Botanik

Starke Früchte

In Israel ursprünglich nicht heimisch: Aprikosen Foto: Thinkstock

Verdorrte Felder, verdurstendes Vieh, Hungersnöte – die Folgen der Erderwärmung und die daraus resultierenden Klimaveränderungen könnten Wissenschaftlern zufolge schneller als erwartet drastisch werden. Ein großes Problem wird dann auf Obstbauern zukommen, denn um erst zu blühen und später Früchte zu tragen, brauchen die Bäume nicht nur ausreichend Sonne und Wasser, sondern auch kalte Winter.

Im Zuge der Erderwärmung werden vielerorts die Winter jedoch milder, was dazu führt, dass sich auch der Blühbeginn in die ehemals kalte Jahreszeit verschieben wird. Dann jedoch sind die Tage vielerorts noch kurz und dunkel, sodass die Bäume am Ende zwar weiterwachsen, aber keine oder kaum Früchte tragen können.
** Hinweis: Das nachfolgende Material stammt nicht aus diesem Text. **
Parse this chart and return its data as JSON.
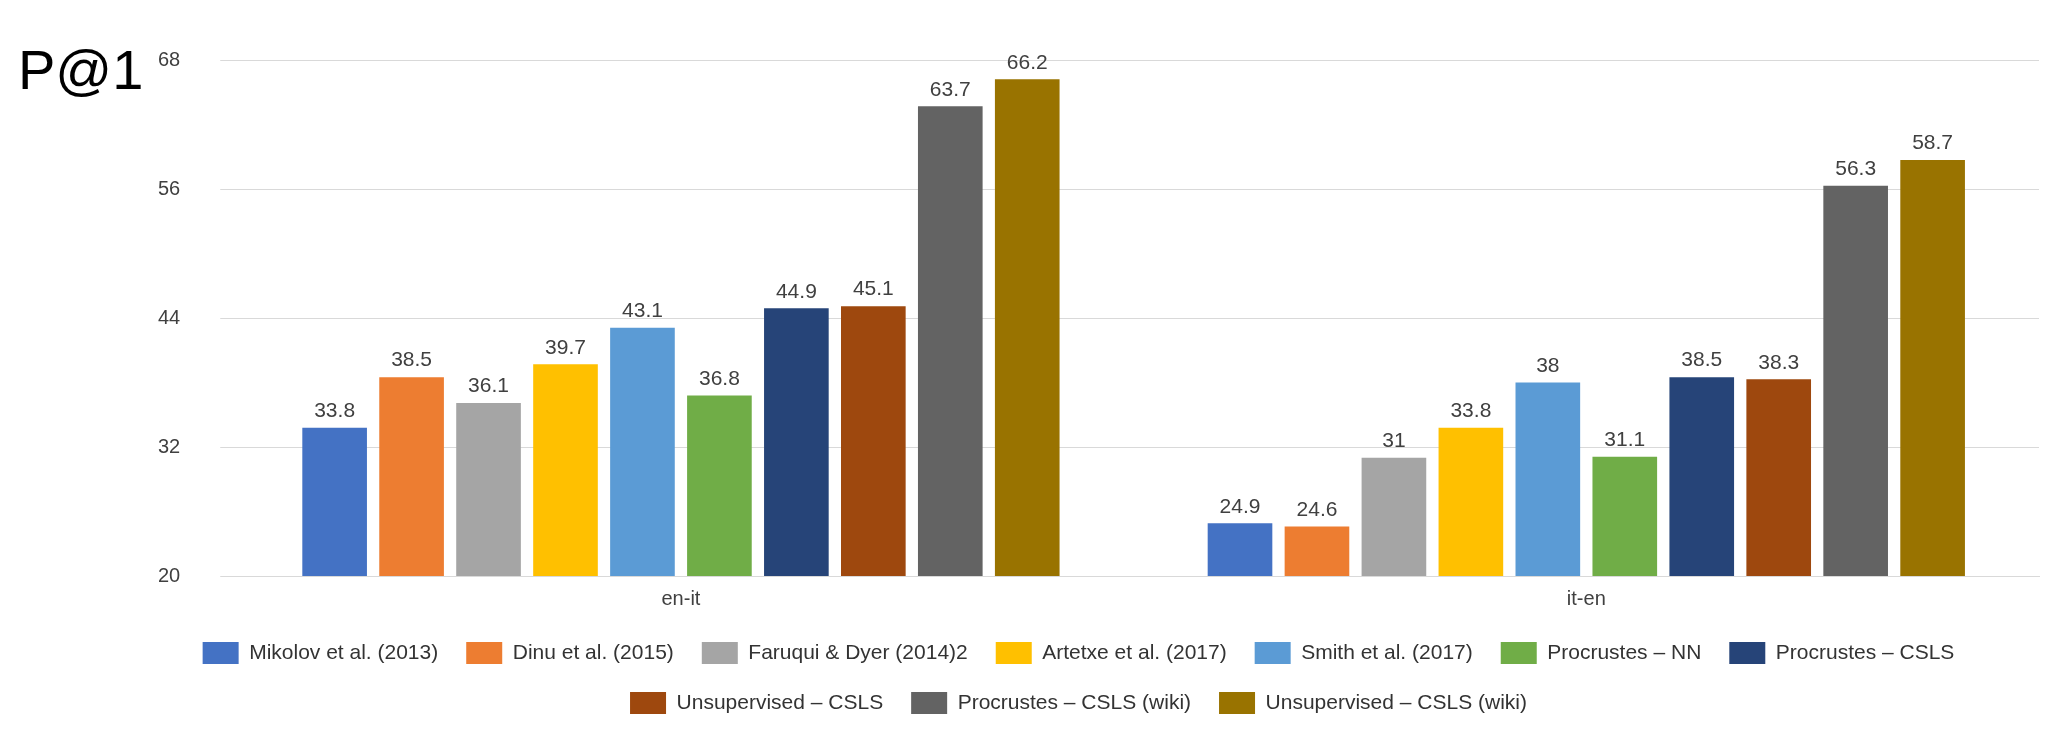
{
  "chart_data": {
    "type": "bar",
    "ylabel": "P@1",
    "categories": [
      "en-it",
      "it-en"
    ],
    "series": [
      {
        "name": "Mikolov et al. (2013)",
        "color": "#4472c4",
        "values": [
          33.8,
          24.9
        ]
      },
      {
        "name": "Dinu et al. (2015)",
        "color": "#ed7d31",
        "values": [
          38.5,
          24.6
        ]
      },
      {
        "name": "Faruqui & Dyer (2014)2",
        "color": "#a5a5a5",
        "values": [
          36.1,
          31
        ]
      },
      {
        "name": "Artetxe et al. (2017)",
        "color": "#ffc000",
        "values": [
          39.7,
          33.8
        ]
      },
      {
        "name": "Smith et al. (2017)",
        "color": "#5b9bd5",
        "values": [
          43.1,
          38
        ]
      },
      {
        "name": "Procrustes – NN",
        "color": "#70ad47",
        "values": [
          36.8,
          31.1
        ]
      },
      {
        "name": "Procrustes – CSLS",
        "color": "#264478",
        "values": [
          44.9,
          38.5
        ]
      },
      {
        "name": "Unsupervised – CSLS",
        "color": "#9e480e",
        "values": [
          45.1,
          38.3
        ]
      },
      {
        "name": "Procrustes – CSLS (wiki)",
        "color": "#636363",
        "values": [
          63.7,
          56.3
        ]
      },
      {
        "name": "Unsupervised – CSLS (wiki)",
        "color": "#997300",
        "values": [
          66.2,
          58.7
        ]
      }
    ],
    "ylim": [
      20,
      68
    ],
    "yticks": [
      20,
      32,
      44,
      56,
      68
    ],
    "grid": "y",
    "legend": "bottom",
    "data_labels": true
  }
}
wetter Am israelischen Volcani‐Institut beschäftigen sich Wissenschaftler bereits seit einem Jahrzehnt damit, diese Folgen des Klimawandels zu bekämpfen. Ihr Ziel ist es, Saatgut und damit Pflanzen zu entwickeln, die höhere Temperaturen nicht nur tolerieren, sondern bei wärmerem Wetter besser wachsen und damit mehr Nahrung liefern.

Zuerst, so erklärt Doron Holland, habe man eigentlich nur das Ziel gehabt, die Anbaupalette in Israel zu erweitern. Ein großer Durchbruch des Teams sei die lokale Identifizierung des genetischen Mechanismus gewesen, der die Temperaturempfindlichkeit von Aprikosen steuert.
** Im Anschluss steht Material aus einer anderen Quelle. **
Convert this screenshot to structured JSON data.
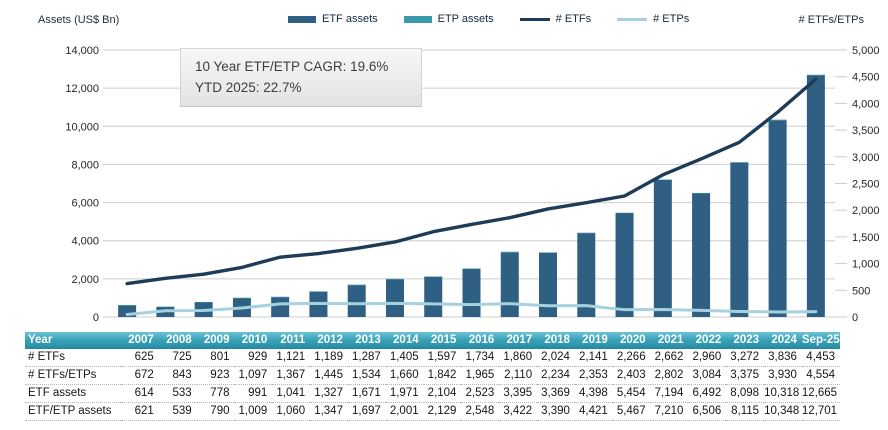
{
  "header": {
    "left_axis_title": "Assets (US$ Bn)",
    "right_axis_title": "# ETFs/ETPs"
  },
  "annotation": {
    "line1": "10 Year ETF/ETP CAGR: 19.6%",
    "line2": "YTD 2025: 22.7%"
  },
  "colors": {
    "etf_assets_bar": "#2F5F82",
    "etp_assets_bar": "#3A9AAC",
    "num_etfs_line": "#1E3C57",
    "num_etps_line": "#A5D2DE",
    "gridline": "#C9CDD1",
    "axis_text": "#262626",
    "table_header_teal": "#2E96AC"
  },
  "chart_data": {
    "type": "bar",
    "subtype": "stacked-bars-with-lines-combo",
    "title": "",
    "xlabel": "",
    "ylabel_left": "Assets (US$ Bn)",
    "ylabel_right": "# ETFs/ETPs",
    "grid": "horizontal",
    "legend_position": "top-center",
    "categories": [
      "2007",
      "2008",
      "2009",
      "2010",
      "2011",
      "2012",
      "2013",
      "2014",
      "2015",
      "2016",
      "2017",
      "2018",
      "2019",
      "2020",
      "2021",
      "2022",
      "2023",
      "2024",
      "Sep-25"
    ],
    "series": [
      {
        "name": "ETF assets",
        "type": "bar",
        "axis": "left",
        "color": "#2F5F82",
        "values": [
          614,
          533,
          778,
          991,
          1041,
          1327,
          1671,
          1971,
          2104,
          2523,
          3395,
          3369,
          4398,
          5454,
          7194,
          6492,
          8098,
          10318,
          12665
        ]
      },
      {
        "name": "ETP assets",
        "type": "bar",
        "axis": "left",
        "color": "#3A9AAC",
        "values": [
          7,
          6,
          12,
          18,
          19,
          20,
          26,
          30,
          25,
          25,
          27,
          21,
          23,
          13,
          16,
          14,
          17,
          30,
          36
        ]
      },
      {
        "name": "# ETFs",
        "type": "line",
        "axis": "right",
        "color": "#1E3C57",
        "values": [
          625,
          725,
          801,
          929,
          1121,
          1189,
          1287,
          1405,
          1597,
          1734,
          1860,
          2024,
          2141,
          2266,
          2662,
          2960,
          3272,
          3836,
          4453
        ]
      },
      {
        "name": "# ETPs",
        "type": "line",
        "axis": "right",
        "color": "#A5D2DE",
        "values": [
          47,
          118,
          122,
          168,
          246,
          256,
          247,
          255,
          245,
          231,
          250,
          210,
          212,
          137,
          140,
          124,
          103,
          94,
          101
        ]
      }
    ],
    "left_axis": {
      "min": 0,
      "max": 14000,
      "step": 2000,
      "ticks": [
        "0",
        "2,000",
        "4,000",
        "6,000",
        "8,000",
        "10,000",
        "12,000",
        "14,000"
      ]
    },
    "right_axis": {
      "min": 0,
      "max": 5000,
      "step": 500,
      "ticks": [
        "0",
        "500",
        "1,000",
        "1,500",
        "2,000",
        "2,500",
        "3,000",
        "3,500",
        "4,000",
        "4,500",
        "5,000"
      ]
    }
  },
  "table": {
    "header": [
      "Year",
      "2007",
      "2008",
      "2009",
      "2010",
      "2011",
      "2012",
      "2013",
      "2014",
      "2015",
      "2016",
      "2017",
      "2018",
      "2019",
      "2020",
      "2021",
      "2022",
      "2023",
      "2024",
      "Sep-25"
    ],
    "rows": [
      {
        "label": "# ETFs",
        "values": [
          "625",
          "725",
          "801",
          "929",
          "1,121",
          "1,189",
          "1,287",
          "1,405",
          "1,597",
          "1,734",
          "1,860",
          "2,024",
          "2,141",
          "2,266",
          "2,662",
          "2,960",
          "3,272",
          "3,836",
          "4,453"
        ]
      },
      {
        "label": "# ETFs/ETPs",
        "values": [
          "672",
          "843",
          "923",
          "1,097",
          "1,367",
          "1,445",
          "1,534",
          "1,660",
          "1,842",
          "1,965",
          "2,110",
          "2,234",
          "2,353",
          "2,403",
          "2,802",
          "3,084",
          "3,375",
          "3,930",
          "4,554"
        ]
      },
      {
        "label": "ETF assets",
        "values": [
          "614",
          "533",
          "778",
          "991",
          "1,041",
          "1,327",
          "1,671",
          "1,971",
          "2,104",
          "2,523",
          "3,395",
          "3,369",
          "4,398",
          "5,454",
          "7,194",
          "6,492",
          "8,098",
          "10,318",
          "12,665"
        ]
      },
      {
        "label": "ETF/ETP assets",
        "values": [
          "621",
          "539",
          "790",
          "1,009",
          "1,060",
          "1,347",
          "1,697",
          "2,001",
          "2,129",
          "2,548",
          "3,422",
          "3,390",
          "4,421",
          "5,467",
          "7,210",
          "6,506",
          "8,115",
          "10,348",
          "12,701"
        ]
      }
    ]
  }
}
Pflanzen, so erläutert Holland weiter, haben ein hochakkurates internes Temperaturmesssystem; schon geringste Veränderungen können drastische Folgen haben. Wenn es also gelänge, die Hitzeempfindlichkeit zu reduzieren, so wurde den Wissenschaftlern rasch klar, werde es weltweit großen Bedarf für ihre Züchtungen geben.

Aprikosen waren in Israel eigentlich nicht heimisch, im mediterranen Klima fehlte den Bäumen die Kältephase im Winter, um optimal Früchte zu tragen. Weil die gentechnische Veränderung von Pflanzen weltweit umstritten ist, griff man am Volcani‐Institut auf eine uralte Methode zurück, mit der Bauern schon vor Jahrhunderten Bäume und Rebstöcke veredelten.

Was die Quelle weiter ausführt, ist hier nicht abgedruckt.